Order-Reduction Abstractions for Safety Verification of High-Dimensional Linear Systems

TL;DR

This paper introduces a formal, computational method for order-reduction of high-dimensional linear systems, enabling effective safety verification by preserving behavior similarity and reducing computational complexity.

Contribution

It develops a formal measure of behavior similarity for order-reduction of linear systems and implements a sound abstraction process integrated with existing verification tools.

Findings

Systems with thousands of variables reduced to tens of variables

Order-reduction maintains small overapproximation error

Enables safety verification of high-dimensional systems

Abstract

Order-reduction is a standard automated approximation technique for computer-aided design, analysis, and simulation of many classes of systems, from circuits to buildings.

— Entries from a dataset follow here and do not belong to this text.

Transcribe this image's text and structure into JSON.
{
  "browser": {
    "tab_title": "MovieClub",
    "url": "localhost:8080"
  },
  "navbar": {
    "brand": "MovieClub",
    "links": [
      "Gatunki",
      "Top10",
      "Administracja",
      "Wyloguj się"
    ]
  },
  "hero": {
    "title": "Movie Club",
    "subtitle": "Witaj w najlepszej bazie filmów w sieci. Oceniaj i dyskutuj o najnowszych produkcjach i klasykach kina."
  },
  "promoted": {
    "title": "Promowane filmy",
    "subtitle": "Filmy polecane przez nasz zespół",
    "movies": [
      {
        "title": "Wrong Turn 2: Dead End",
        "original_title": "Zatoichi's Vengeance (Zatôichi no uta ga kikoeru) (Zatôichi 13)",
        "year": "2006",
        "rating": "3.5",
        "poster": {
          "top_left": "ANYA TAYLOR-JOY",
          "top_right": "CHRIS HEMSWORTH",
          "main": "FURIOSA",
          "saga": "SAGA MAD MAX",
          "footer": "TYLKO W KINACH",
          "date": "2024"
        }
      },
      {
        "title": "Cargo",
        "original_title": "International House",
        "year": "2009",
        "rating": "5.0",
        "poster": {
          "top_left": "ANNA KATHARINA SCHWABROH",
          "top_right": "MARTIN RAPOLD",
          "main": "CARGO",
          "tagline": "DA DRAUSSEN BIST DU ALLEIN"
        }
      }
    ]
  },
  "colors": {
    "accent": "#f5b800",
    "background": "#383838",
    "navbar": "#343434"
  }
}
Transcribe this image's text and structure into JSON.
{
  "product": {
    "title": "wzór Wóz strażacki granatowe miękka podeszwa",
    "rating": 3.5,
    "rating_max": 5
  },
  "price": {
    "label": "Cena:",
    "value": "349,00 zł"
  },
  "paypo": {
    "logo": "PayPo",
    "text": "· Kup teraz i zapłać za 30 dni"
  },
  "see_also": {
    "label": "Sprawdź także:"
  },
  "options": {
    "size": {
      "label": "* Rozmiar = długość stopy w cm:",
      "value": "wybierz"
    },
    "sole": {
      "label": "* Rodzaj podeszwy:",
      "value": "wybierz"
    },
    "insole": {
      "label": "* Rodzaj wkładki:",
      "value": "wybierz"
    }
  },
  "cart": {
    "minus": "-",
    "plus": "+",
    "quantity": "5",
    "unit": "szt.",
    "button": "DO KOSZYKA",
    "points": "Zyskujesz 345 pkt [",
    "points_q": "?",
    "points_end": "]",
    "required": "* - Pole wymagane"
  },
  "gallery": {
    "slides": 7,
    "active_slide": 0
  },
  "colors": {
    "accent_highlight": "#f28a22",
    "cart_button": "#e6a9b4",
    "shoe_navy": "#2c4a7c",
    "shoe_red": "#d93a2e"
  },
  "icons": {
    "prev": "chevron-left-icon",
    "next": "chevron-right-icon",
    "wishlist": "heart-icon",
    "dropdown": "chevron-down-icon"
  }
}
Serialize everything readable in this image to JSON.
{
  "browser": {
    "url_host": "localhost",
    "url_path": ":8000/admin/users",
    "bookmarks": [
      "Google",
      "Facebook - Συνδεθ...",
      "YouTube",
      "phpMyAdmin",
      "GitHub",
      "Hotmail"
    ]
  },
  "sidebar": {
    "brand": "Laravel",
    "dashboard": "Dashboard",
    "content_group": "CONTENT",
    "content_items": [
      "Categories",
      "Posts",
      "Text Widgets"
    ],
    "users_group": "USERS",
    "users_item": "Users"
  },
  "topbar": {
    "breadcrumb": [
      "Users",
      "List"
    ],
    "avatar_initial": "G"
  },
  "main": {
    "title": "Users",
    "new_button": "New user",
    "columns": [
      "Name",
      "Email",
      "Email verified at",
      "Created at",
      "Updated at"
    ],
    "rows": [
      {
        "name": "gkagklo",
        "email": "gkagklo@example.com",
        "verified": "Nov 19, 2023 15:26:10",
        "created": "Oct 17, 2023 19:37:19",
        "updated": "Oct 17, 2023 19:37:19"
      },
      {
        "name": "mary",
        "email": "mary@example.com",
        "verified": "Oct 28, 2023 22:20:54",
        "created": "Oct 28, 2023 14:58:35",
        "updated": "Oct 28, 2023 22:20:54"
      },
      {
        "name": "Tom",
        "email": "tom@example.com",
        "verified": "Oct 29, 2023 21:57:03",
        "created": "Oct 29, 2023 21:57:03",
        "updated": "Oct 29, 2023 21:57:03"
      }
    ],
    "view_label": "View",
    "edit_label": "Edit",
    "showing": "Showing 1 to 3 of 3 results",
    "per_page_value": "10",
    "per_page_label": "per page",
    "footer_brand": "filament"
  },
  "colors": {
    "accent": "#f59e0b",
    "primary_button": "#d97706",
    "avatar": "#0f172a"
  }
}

For a given system, these methods produce a reduced-order system where the dimension of the state-space is smaller, while attempting to preserve behaviors similar to those of the full-order original system. To be used as a sound abstraction for formal verification, a measure of the similarity of behavior must be formalized and computed, which we develop in a computational way for a class of linear systems and periodically-switched systems as the main contributions of this paper. We have implemented the order-reduction as a sound abstraction process through a source-to-source model transformation in the HyST tool and use SpaceEx to compute sets of reachable states to verify properties of the full-order system through analysis of the reduced-order system. Our experimental results suggest systems with on the order of a thousand state variables can be reduced to systems with tens of state variables such that the order-reduction overapproximation error is small enough to prove or disprove safety properties of interest using current reachability analysis tools. Our results illustrate this approach is effective to alleviate the state-space explosion problem for verification of high-dimensional linear systems.